Applying acceleration to Krylov subspace eigenvalue solvers
This work provides an incremental improvement for researchers and practitioners in numerical linear algebra by enhancing the efficiency of eigenvalue solvers for specific clustered eigenvalue scenarios.
The paper tackles the problem of accelerating Krylov subspace eigenvalue solvers for symmetric generalized eigenvalue problems, showing that applying Nesterov and Polyak acceleration methods reduces outer iterations compared to existing methods like LOBPCG, with numerical results demonstrating fewer iterations for clustered eigenvalues in small dimensions.

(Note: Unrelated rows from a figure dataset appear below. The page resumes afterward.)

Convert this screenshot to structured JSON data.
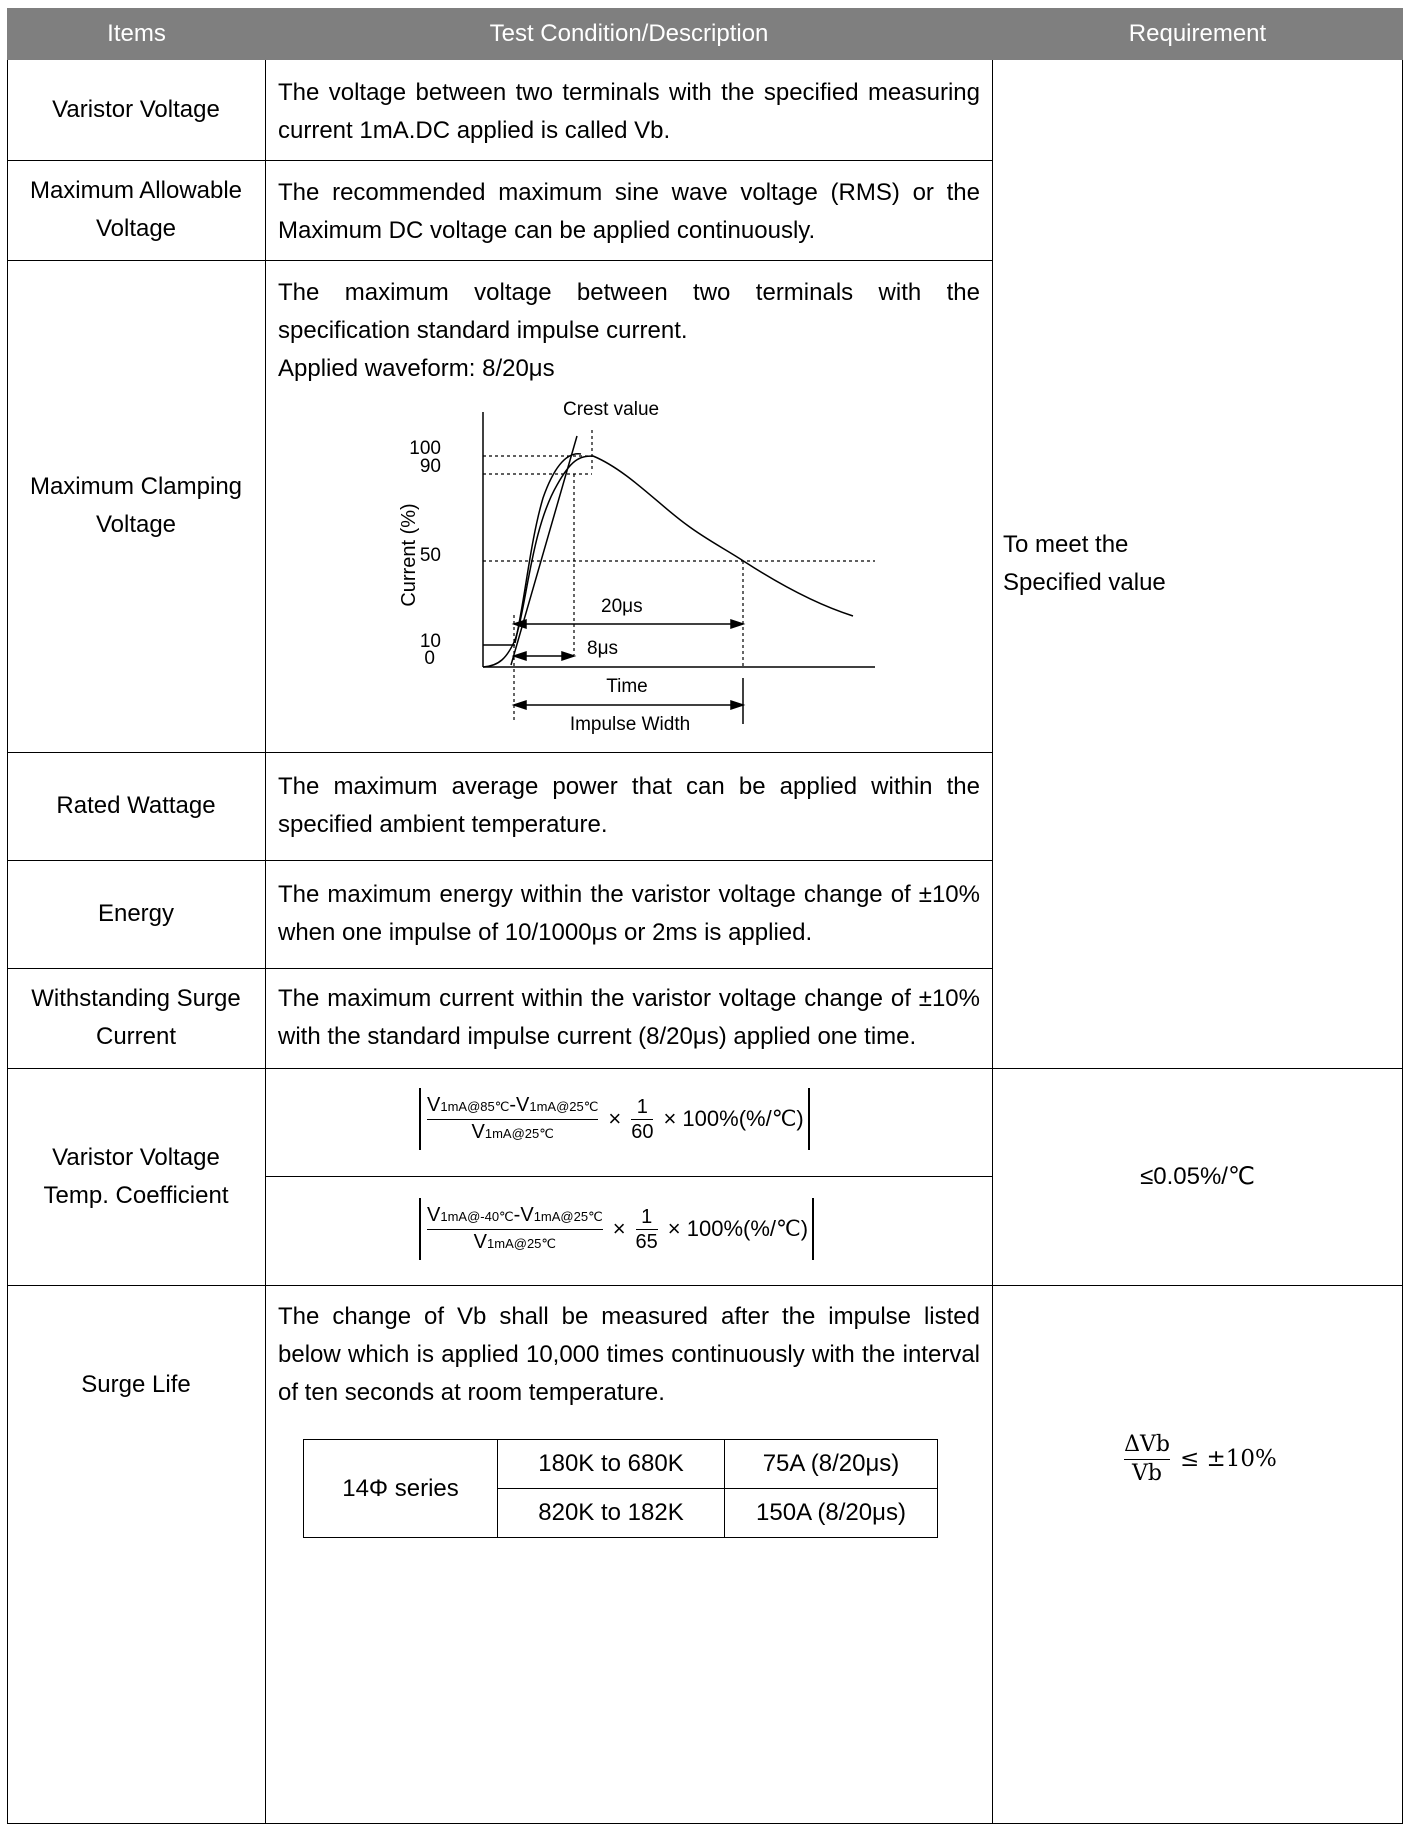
{
  "header": {
    "items": "Items",
    "description": "Test Condition/Description",
    "requirement": "Requirement"
  },
  "rows": [
    {
      "item": "Varistor Voltage",
      "description": "The voltage between two terminals with the specified measuring current 1mA.DC applied is called Vb."
    },
    {
      "item": "Maximum Allowable Voltage",
      "description": "The recommended maximum sine wave voltage (RMS) or the Maximum DC voltage can be applied continuously."
    },
    {
      "item": "Maximum Clamping Voltage",
      "description_line1": "The maximum voltage between two terminals with the specification standard impulse current.",
      "description_line2": "Applied waveform: 8/20μs"
    },
    {
      "item": "Rated Wattage",
      "description": "The maximum average power that can be applied within the specified ambient temperature."
    },
    {
      "item": "Energy",
      "description": "The maximum energy within the varistor voltage change of ±10% when one impulse of 10/1000μs or 2ms is applied."
    },
    {
      "item": "Withstanding Surge Current",
      "description": "The maximum current within the varistor voltage change of ±10% with the standard impulse current (8/20μs) applied one time."
    },
    {
      "item": "Varistor Voltage Temp. Coefficient"
    },
    {
      "item": "Surge Life",
      "description": "The change of Vb shall be measured after the impulse listed below which is applied 10,000 times continuously with the interval of ten seconds at room temperature."
    }
  ],
  "requirement_general": "To meet the Specified value",
  "requirement_temp": "≤0.05%/℃",
  "waveform": {
    "ylabel": "Current (%)",
    "ticks": [
      "100",
      "90",
      "50",
      "10",
      "0"
    ],
    "crest_label": "Crest value",
    "label_20": "20μs",
    "label_8": "8μs",
    "time_label": "Time",
    "impulse_label": "Impulse Width"
  },
  "formula1": {
    "num_a": "V",
    "num_a_sub": "1mA@85℃",
    "dash": "-",
    "num_b": "V",
    "num_b_sub": "1mA@25℃",
    "den": "V",
    "den_sub": "1mA@25℃",
    "times": "×",
    "frac_num": "1",
    "frac_den": "60",
    "tail": "× 100%(%/℃)"
  },
  "formula2": {
    "num_a": "V",
    "num_a_sub": "1mA@-40℃",
    "dash": "-",
    "num_b": "V",
    "num_b_sub": "1mA@25℃",
    "den": "V",
    "den_sub": "1mA@25℃",
    "times": "×",
    "frac_num": "1",
    "frac_den": "65",
    "tail": "× 100%(%/℃)"
  },
  "surge_table": {
    "series": "14Φ series",
    "rows": [
      {
        "range": "180K to 680K",
        "current": "75A (8/20μs)"
      },
      {
        "range": "820K to 182K",
        "current": "150A (8/20μs)"
      }
    ]
  },
  "surge_requirement": {
    "num": "ΔVb",
    "den": "Vb",
    "rel": "≤ ±10%"
  }
}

In this paper, we apply acceleration to the inverse-free preconditioned Krylov subspace method introduced by Golub and Ye, which solves the symmetric generalized eigenvalue problem for the algebraically smallest eigenvalue. As the method is an improvement on steepest descent, we consider acceleration based on Nesterov accelerated steepest descent and Polyak's heavy-ball method. We extend acceleration to the block version of the Krylov subspace method and prove convergence for a more generalized choice of subspace. We present numerical results demonstrating the effect of fixed and safeguarded-adaptive choice of the momentum parameter, which show convergence in fewer outer iterations compared with LOBPCG with the same subspace size and generally fewer iterations than the base method when solving for multiple clustered eigenvalues with small dimension size. We also provide an explanation for the acceleration seen from implementing Polyak's heavy-ball method, including justifying the given parameter range.